L’illusion dont nous émergeons, c’est celle du « paradis sur terre ».
Qui peut croire encore à un monde sans guerres, sans misère, sans catastrophes naturelles ? Le tragique nous saute aux yeux, et nous ne savons plus lui donner de sens autrement qu’en promettant indéfiniment sa disparition.
Les idéologies qui ont marqué le XXe siècle ont toutes abouti à des impasses. Si nous ne voulons pas nous mobiliser pour une illusion supplémentaire, il nous faut intégrer le caractère tragique de l’existence et l’incertitude de l’avenir.
Dans quel type de société voulons-nous vivre ? A quelle valeur donner la priorité : l’avoir ou l’être ? Le court terme ou le long terme ? Quelle place donner à la souffrance ?

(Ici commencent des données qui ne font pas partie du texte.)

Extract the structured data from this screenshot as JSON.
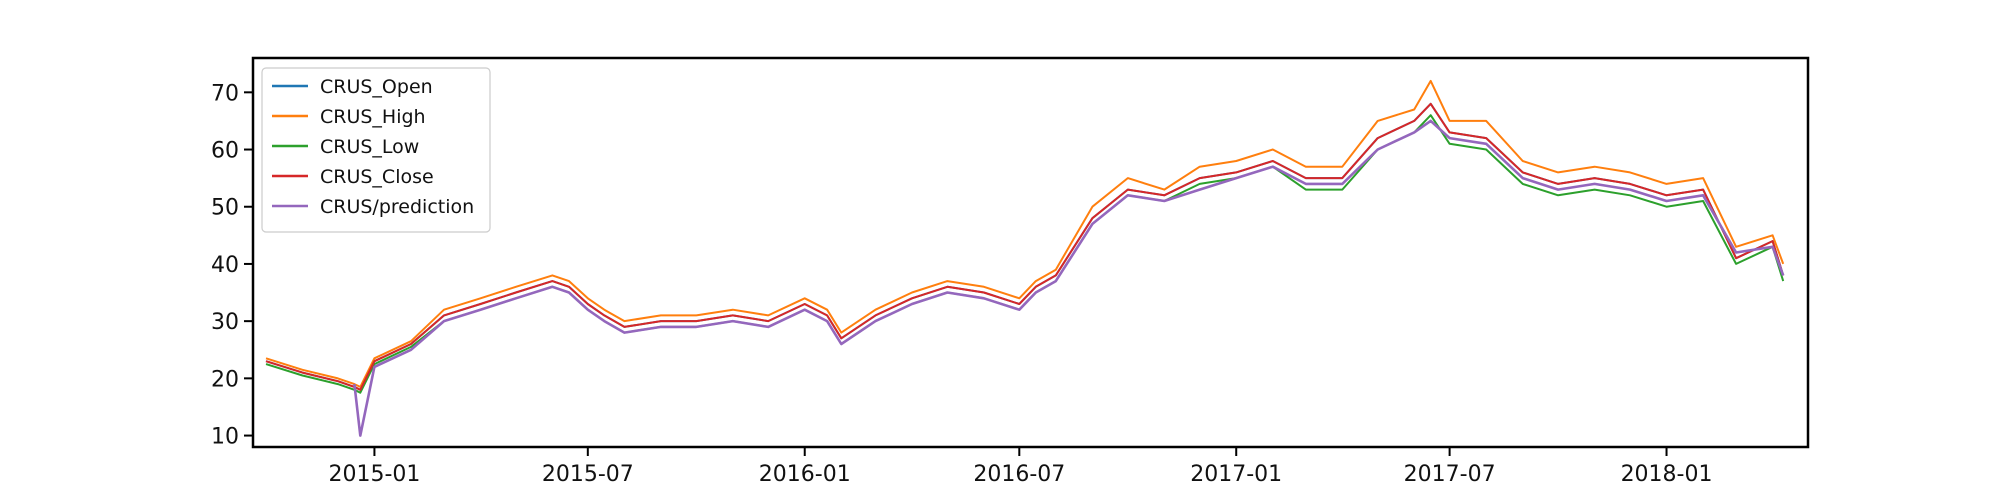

Autant de questions auxquelles il faut trouver des réponses neuves qui dépassent les clivages habituels, progrès/ réaction, libéralisme/ socialisme, gauche/ droite.
Prendre soin du monde s’oppose à « se battre pour un monde meilleur » qui évoque un climat de certitudes idéologiques, de combat du Bien contre le Mal, et de foi naïve dans un avenir radieux.
Cet ouvrage nous invite à tenir compte de la complexité du réel, de la fragilité de la civilisation et de la nécessité de laisser la planète en bon état à nos enfants.